A discarded log hovered between them. One of the very same the Unbounded had thrown; likely with the intention of breaking his neck.
Presently, like a craftsman had laboured hours over its every intricacy, a spiked battering ram floated aloft, resting atop a mixture of Koa’s energy and Infinity. ‘Spiked’ probably would have given you the wrong impression. The wood was carved in such a way that well over a hundred chiselled projections jutted out, resembling a flying porcupine.
Koa’s arm shot forward, and mimicking the motion, the oversized weapon knifed into the Unbounded’s stomach. Cleaving through sinewy flesh, and appearing out the other end. Koa’s flinching eyes shut, but not in time enough to avoid his third grisly vision of the evening. A splatter of multicoloured fluid erupted outwards, and in one last, unintelligible cry, a ton of pure lean, contractile tissue slid down the carved log.

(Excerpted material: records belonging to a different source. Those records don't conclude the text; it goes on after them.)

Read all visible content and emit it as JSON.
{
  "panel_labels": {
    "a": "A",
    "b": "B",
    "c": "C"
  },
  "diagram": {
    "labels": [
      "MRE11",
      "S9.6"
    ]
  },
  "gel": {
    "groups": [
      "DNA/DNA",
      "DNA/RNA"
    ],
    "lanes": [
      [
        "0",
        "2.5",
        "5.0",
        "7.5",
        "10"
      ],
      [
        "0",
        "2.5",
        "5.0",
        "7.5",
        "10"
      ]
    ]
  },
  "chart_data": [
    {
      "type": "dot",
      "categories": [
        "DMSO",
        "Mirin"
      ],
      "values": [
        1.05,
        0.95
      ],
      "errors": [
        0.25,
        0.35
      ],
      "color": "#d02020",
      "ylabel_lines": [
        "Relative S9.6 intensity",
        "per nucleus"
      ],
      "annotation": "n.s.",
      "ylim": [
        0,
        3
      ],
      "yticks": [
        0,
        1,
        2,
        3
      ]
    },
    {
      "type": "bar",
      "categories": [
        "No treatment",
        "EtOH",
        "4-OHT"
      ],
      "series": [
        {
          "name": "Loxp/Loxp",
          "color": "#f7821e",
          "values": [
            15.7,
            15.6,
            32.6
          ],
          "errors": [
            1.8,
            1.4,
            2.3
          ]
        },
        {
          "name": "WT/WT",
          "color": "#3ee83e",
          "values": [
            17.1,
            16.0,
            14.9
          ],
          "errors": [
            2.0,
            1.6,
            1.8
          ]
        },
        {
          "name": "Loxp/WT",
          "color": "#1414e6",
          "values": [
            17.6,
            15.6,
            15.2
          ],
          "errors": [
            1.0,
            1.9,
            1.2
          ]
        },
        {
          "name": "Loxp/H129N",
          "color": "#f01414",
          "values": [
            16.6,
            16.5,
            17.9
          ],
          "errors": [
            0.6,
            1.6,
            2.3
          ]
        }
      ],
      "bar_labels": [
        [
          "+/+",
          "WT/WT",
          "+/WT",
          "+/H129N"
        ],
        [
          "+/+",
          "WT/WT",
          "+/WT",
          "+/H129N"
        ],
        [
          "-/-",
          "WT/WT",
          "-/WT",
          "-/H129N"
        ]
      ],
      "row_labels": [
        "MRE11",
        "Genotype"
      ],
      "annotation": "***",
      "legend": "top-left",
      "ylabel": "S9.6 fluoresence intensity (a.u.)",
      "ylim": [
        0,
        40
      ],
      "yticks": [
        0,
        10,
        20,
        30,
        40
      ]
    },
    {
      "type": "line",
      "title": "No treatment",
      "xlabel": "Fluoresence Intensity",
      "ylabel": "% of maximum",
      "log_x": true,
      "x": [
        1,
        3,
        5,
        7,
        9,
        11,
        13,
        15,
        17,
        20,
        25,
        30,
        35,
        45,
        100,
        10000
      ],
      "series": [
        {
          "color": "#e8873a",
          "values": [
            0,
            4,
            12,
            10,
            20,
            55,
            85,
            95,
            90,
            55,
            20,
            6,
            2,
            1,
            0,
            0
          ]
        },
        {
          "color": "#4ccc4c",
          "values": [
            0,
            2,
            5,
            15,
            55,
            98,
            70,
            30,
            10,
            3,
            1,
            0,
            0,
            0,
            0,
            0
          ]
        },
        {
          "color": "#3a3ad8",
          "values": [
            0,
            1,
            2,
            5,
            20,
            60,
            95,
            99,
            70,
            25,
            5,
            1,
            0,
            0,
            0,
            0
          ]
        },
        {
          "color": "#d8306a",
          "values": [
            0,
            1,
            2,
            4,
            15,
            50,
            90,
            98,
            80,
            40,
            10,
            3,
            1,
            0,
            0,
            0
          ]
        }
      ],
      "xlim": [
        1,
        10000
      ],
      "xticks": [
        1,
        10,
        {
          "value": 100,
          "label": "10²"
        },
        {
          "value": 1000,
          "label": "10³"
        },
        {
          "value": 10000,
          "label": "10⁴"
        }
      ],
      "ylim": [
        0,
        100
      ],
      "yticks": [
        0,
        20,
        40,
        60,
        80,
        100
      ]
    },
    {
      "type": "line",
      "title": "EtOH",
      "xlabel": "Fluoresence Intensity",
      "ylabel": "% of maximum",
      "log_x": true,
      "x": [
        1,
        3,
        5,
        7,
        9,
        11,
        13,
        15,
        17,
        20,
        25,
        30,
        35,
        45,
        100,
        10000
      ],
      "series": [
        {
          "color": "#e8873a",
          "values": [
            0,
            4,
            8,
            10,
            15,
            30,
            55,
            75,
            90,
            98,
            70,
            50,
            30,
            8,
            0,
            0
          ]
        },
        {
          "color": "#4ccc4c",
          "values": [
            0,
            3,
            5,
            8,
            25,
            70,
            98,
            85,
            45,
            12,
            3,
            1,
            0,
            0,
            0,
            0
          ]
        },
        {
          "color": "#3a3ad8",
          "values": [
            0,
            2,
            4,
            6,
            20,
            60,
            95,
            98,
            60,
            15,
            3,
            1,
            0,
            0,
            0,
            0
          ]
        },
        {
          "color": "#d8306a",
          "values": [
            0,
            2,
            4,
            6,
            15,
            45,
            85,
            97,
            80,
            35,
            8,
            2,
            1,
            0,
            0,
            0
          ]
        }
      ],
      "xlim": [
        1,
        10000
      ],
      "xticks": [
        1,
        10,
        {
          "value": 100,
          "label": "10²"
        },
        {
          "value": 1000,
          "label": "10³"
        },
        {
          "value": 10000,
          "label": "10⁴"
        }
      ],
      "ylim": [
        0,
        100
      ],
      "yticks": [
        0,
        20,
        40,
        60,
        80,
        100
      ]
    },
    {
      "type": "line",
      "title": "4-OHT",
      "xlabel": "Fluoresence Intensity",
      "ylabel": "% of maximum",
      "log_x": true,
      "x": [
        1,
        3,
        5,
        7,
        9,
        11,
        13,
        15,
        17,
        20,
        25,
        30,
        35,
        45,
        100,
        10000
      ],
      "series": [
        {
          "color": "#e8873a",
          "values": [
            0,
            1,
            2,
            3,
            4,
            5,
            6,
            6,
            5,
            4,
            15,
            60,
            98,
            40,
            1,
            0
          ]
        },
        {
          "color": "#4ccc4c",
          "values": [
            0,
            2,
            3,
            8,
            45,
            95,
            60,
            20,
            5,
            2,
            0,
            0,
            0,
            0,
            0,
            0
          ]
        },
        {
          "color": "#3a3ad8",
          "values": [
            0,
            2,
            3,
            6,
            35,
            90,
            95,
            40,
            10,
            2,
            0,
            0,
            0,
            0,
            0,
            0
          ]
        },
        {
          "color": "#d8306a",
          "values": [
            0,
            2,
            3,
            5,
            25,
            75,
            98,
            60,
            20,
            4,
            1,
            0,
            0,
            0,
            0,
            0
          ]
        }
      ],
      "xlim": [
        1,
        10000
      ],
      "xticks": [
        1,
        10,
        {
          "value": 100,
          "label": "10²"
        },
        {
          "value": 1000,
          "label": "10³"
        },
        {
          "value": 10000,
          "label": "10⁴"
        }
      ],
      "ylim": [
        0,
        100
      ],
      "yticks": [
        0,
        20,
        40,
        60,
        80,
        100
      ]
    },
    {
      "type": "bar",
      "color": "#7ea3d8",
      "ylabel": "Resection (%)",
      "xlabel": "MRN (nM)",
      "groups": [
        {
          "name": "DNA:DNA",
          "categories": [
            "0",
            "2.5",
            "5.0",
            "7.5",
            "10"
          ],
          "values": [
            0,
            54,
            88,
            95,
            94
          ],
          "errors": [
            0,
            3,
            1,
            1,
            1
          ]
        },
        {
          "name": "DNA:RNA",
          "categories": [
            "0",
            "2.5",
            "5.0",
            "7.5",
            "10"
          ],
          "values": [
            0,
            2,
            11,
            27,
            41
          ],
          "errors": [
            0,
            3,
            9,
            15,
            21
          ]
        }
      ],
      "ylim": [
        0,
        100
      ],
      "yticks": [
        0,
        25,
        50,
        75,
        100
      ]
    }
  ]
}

There it remained, arms dangling to either side, before it stopped moving all together.
The few bees that had latched onto life flew off as Koa deactivated his Mark. His lungs demanded air, but with every heavy inhalation, the sensation lingered.

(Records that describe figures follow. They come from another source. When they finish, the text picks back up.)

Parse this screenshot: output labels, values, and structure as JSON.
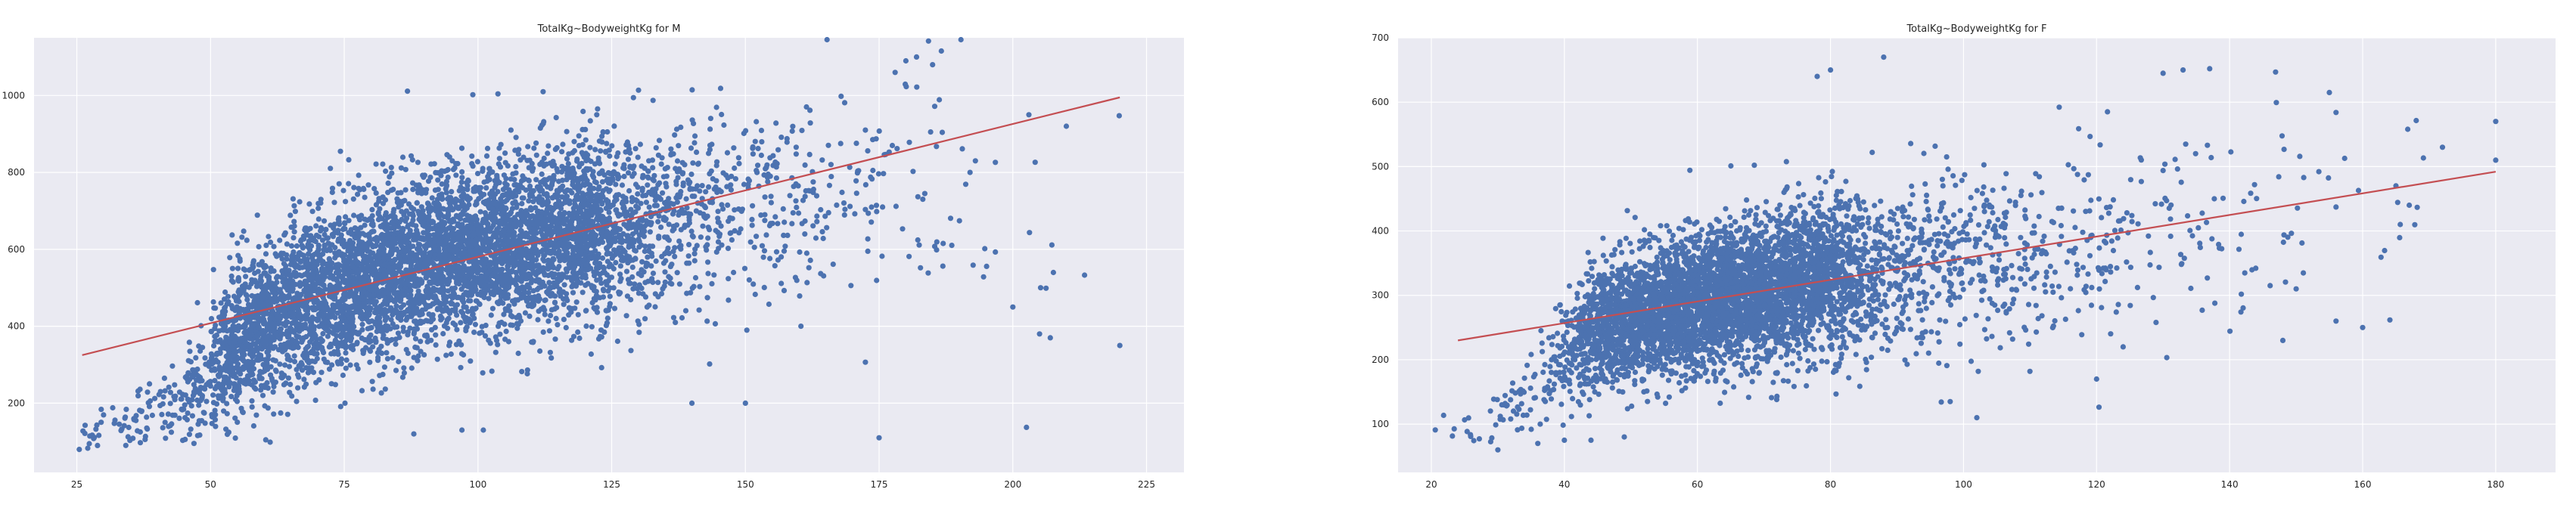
{
  "chart_data": [
    {
      "type": "scatter",
      "title": "TotalKg~BodyweightKg for M",
      "xlabel": "",
      "ylabel": "",
      "xlim": [
        17,
        232
      ],
      "ylim": [
        20,
        1150
      ],
      "x_ticks": [
        25,
        50,
        75,
        100,
        125,
        150,
        175,
        200,
        225
      ],
      "y_ticks": [
        200,
        400,
        600,
        800,
        1000
      ],
      "grid": true,
      "colors": {
        "points": "#4c72b0",
        "fit_line": "#c44e52",
        "axes_bg": "#eaeaf2",
        "grid": "#ffffff"
      },
      "series": [
        {
          "name": "",
          "kind": "scatter",
          "clusters": [
            {
              "x": 28,
              "y": 110,
              "n": 16,
              "sx": 2,
              "sy": 20
            },
            {
              "x": 35,
              "y": 140,
              "n": 30,
              "sx": 3,
              "sy": 30
            },
            {
              "x": 42,
              "y": 180,
              "n": 50,
              "sx": 3,
              "sy": 40
            },
            {
              "x": 48,
              "y": 240,
              "n": 80,
              "sx": 2,
              "sy": 60
            },
            {
              "x": 53,
              "y": 330,
              "n": 240,
              "sx": 2,
              "sy": 80
            },
            {
              "x": 57,
              "y": 380,
              "n": 260,
              "sx": 2,
              "sy": 90
            },
            {
              "x": 61,
              "y": 420,
              "n": 280,
              "sx": 2,
              "sy": 95
            },
            {
              "x": 66,
              "y": 450,
              "n": 320,
              "sx": 2,
              "sy": 100
            },
            {
              "x": 70,
              "y": 480,
              "n": 300,
              "sx": 2,
              "sy": 100
            },
            {
              "x": 75,
              "y": 500,
              "n": 340,
              "sx": 2,
              "sy": 105
            },
            {
              "x": 79,
              "y": 520,
              "n": 320,
              "sx": 2,
              "sy": 105
            },
            {
              "x": 83,
              "y": 540,
              "n": 360,
              "sx": 2,
              "sy": 110
            },
            {
              "x": 88,
              "y": 560,
              "n": 360,
              "sx": 2,
              "sy": 110
            },
            {
              "x": 93,
              "y": 580,
              "n": 380,
              "sx": 2,
              "sy": 110
            },
            {
              "x": 98,
              "y": 590,
              "n": 380,
              "sx": 2,
              "sy": 110
            },
            {
              "x": 103,
              "y": 610,
              "n": 380,
              "sx": 2,
              "sy": 110
            },
            {
              "x": 108,
              "y": 620,
              "n": 360,
              "sx": 2,
              "sy": 110
            },
            {
              "x": 113,
              "y": 630,
              "n": 330,
              "sx": 2,
              "sy": 115
            },
            {
              "x": 118,
              "y": 640,
              "n": 330,
              "sx": 2,
              "sy": 115
            },
            {
              "x": 122,
              "y": 650,
              "n": 300,
              "sx": 2,
              "sy": 115
            },
            {
              "x": 128,
              "y": 660,
              "n": 260,
              "sx": 3,
              "sy": 110
            },
            {
              "x": 135,
              "y": 680,
              "n": 200,
              "sx": 4,
              "sy": 110
            },
            {
              "x": 145,
              "y": 700,
              "n": 150,
              "sx": 5,
              "sy": 120
            },
            {
              "x": 158,
              "y": 740,
              "n": 110,
              "sx": 6,
              "sy": 130
            },
            {
              "x": 172,
              "y": 780,
              "n": 60,
              "sx": 6,
              "sy": 140
            },
            {
              "x": 188,
              "y": 760,
              "n": 30,
              "sx": 7,
              "sy": 160
            },
            {
              "x": 205,
              "y": 600,
              "n": 12,
              "sx": 6,
              "sy": 200
            }
          ],
          "points": [
            [
              182,
              1100
            ],
            [
              180,
              1090
            ],
            [
              185,
              1080
            ],
            [
              178,
              1060
            ],
            [
              203,
              950
            ],
            [
              210,
              920
            ],
            [
              200,
              450
            ],
            [
              205,
              380
            ],
            [
              207,
              370
            ],
            [
              220,
              350
            ],
            [
              175,
              110
            ],
            [
              150,
              200
            ],
            [
              140,
              200
            ],
            [
              101,
              130
            ],
            [
              88,
              120
            ],
            [
              97,
              130
            ],
            [
              193,
              830
            ],
            [
              192,
              800
            ]
          ]
        },
        {
          "name": "",
          "kind": "line",
          "x": [
            26,
            220
          ],
          "y": [
            325,
            995
          ]
        }
      ]
    },
    {
      "type": "scatter",
      "title": "TotalKg~BodyweightKg for F",
      "xlabel": "",
      "ylabel": "",
      "xlim": [
        15,
        189
      ],
      "ylim": [
        25,
        700
      ],
      "x_ticks": [
        20,
        40,
        60,
        80,
        100,
        120,
        140,
        160,
        180
      ],
      "y_ticks": [
        100,
        200,
        300,
        400,
        500,
        600,
        700
      ],
      "grid": true,
      "colors": {
        "points": "#4c72b0",
        "fit_line": "#c44e52",
        "axes_bg": "#eaeaf2",
        "grid": "#ffffff"
      },
      "series": [
        {
          "name": "",
          "kind": "scatter",
          "clusters": [
            {
              "x": 26,
              "y": 90,
              "n": 14,
              "sx": 2,
              "sy": 15
            },
            {
              "x": 32,
              "y": 120,
              "n": 28,
              "sx": 2,
              "sy": 20
            },
            {
              "x": 37,
              "y": 160,
              "n": 40,
              "sx": 2,
              "sy": 25
            },
            {
              "x": 41,
              "y": 210,
              "n": 100,
              "sx": 1.5,
              "sy": 40
            },
            {
              "x": 44,
              "y": 240,
              "n": 200,
              "sx": 1.5,
              "sy": 45
            },
            {
              "x": 47,
              "y": 255,
              "n": 260,
              "sx": 1.5,
              "sy": 45
            },
            {
              "x": 50,
              "y": 265,
              "n": 300,
              "sx": 1.5,
              "sy": 48
            },
            {
              "x": 53,
              "y": 272,
              "n": 330,
              "sx": 1.5,
              "sy": 50
            },
            {
              "x": 56,
              "y": 280,
              "n": 360,
              "sx": 1.5,
              "sy": 50
            },
            {
              "x": 59,
              "y": 285,
              "n": 370,
              "sx": 1.5,
              "sy": 52
            },
            {
              "x": 62,
              "y": 292,
              "n": 380,
              "sx": 1.5,
              "sy": 52
            },
            {
              "x": 65,
              "y": 298,
              "n": 380,
              "sx": 1.5,
              "sy": 55
            },
            {
              "x": 68,
              "y": 305,
              "n": 370,
              "sx": 1.5,
              "sy": 55
            },
            {
              "x": 71,
              "y": 310,
              "n": 350,
              "sx": 1.5,
              "sy": 55
            },
            {
              "x": 74,
              "y": 316,
              "n": 330,
              "sx": 1.5,
              "sy": 58
            },
            {
              "x": 77,
              "y": 322,
              "n": 300,
              "sx": 1.5,
              "sy": 58
            },
            {
              "x": 80,
              "y": 328,
              "n": 280,
              "sx": 1.5,
              "sy": 60
            },
            {
              "x": 84,
              "y": 335,
              "n": 240,
              "sx": 2,
              "sy": 60
            },
            {
              "x": 90,
              "y": 340,
              "n": 200,
              "sx": 3,
              "sy": 60
            },
            {
              "x": 98,
              "y": 350,
              "n": 170,
              "sx": 4,
              "sy": 65
            },
            {
              "x": 108,
              "y": 365,
              "n": 130,
              "sx": 5,
              "sy": 70
            },
            {
              "x": 120,
              "y": 380,
              "n": 90,
              "sx": 5,
              "sy": 75
            },
            {
              "x": 133,
              "y": 400,
              "n": 55,
              "sx": 6,
              "sy": 85
            },
            {
              "x": 148,
              "y": 410,
              "n": 30,
              "sx": 6,
              "sy": 90
            },
            {
              "x": 163,
              "y": 430,
              "n": 14,
              "sx": 7,
              "sy": 80
            }
          ],
          "points": [
            [
              88,
              670
            ],
            [
              80,
              650
            ],
            [
              78,
              640
            ],
            [
              133,
              650
            ],
            [
              137,
              652
            ],
            [
              130,
              645
            ],
            [
              155,
              615
            ],
            [
              180,
              570
            ],
            [
              180,
              510
            ],
            [
              172,
              530
            ],
            [
              167,
              440
            ],
            [
              160,
              250
            ],
            [
              156,
              260
            ],
            [
              148,
              230
            ],
            [
              150,
              310
            ],
            [
              102,
              110
            ],
            [
              98,
              135
            ],
            [
              36,
              70
            ],
            [
              40,
              75
            ],
            [
              30,
              60
            ],
            [
              44,
              75
            ],
            [
              49,
              80
            ],
            [
              120,
              170
            ],
            [
              124,
              220
            ],
            [
              165,
              470
            ]
          ]
        },
        {
          "name": "",
          "kind": "line",
          "x": [
            24,
            180
          ],
          "y": [
            230,
            492
          ]
        }
      ]
    }
  ]
}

Infinity dissipated off the ape, washing over his skin in Descent’s most ghastly shower. When an Unbounded died, a large percentage of its total Infinity was lost, making absorbing any that did flee into the atmosphere a rather disappointing endeavour. It was simply too heavily concentrated, or dispersed too swiftly, for your standard man to grab ahold of every last drop. Unless of course, you were somebody like Violet. In that case, absorbing the entirety of any slain Unbounded’s Infinity posed no problem at all.
That said, as Koa allowed his starving Bank to devour the traces he could grasp, and despite the misery of that encounter, he felt fulfilled for the first time in a long while.
Purposeful.
But this was only one piece of the jigsaw. A single section needed to complete the puzzle. It would help — most definitely — but if Koa really wanted to pose a threat to Ash, he still had a long way to go. But this, animal control, direct or indirect, was a start. A promising beginning.
With a dreary sigh, and wiping a line of Unbounded blood off his face, Koa got to walking.
It was time to start finding the other pieces.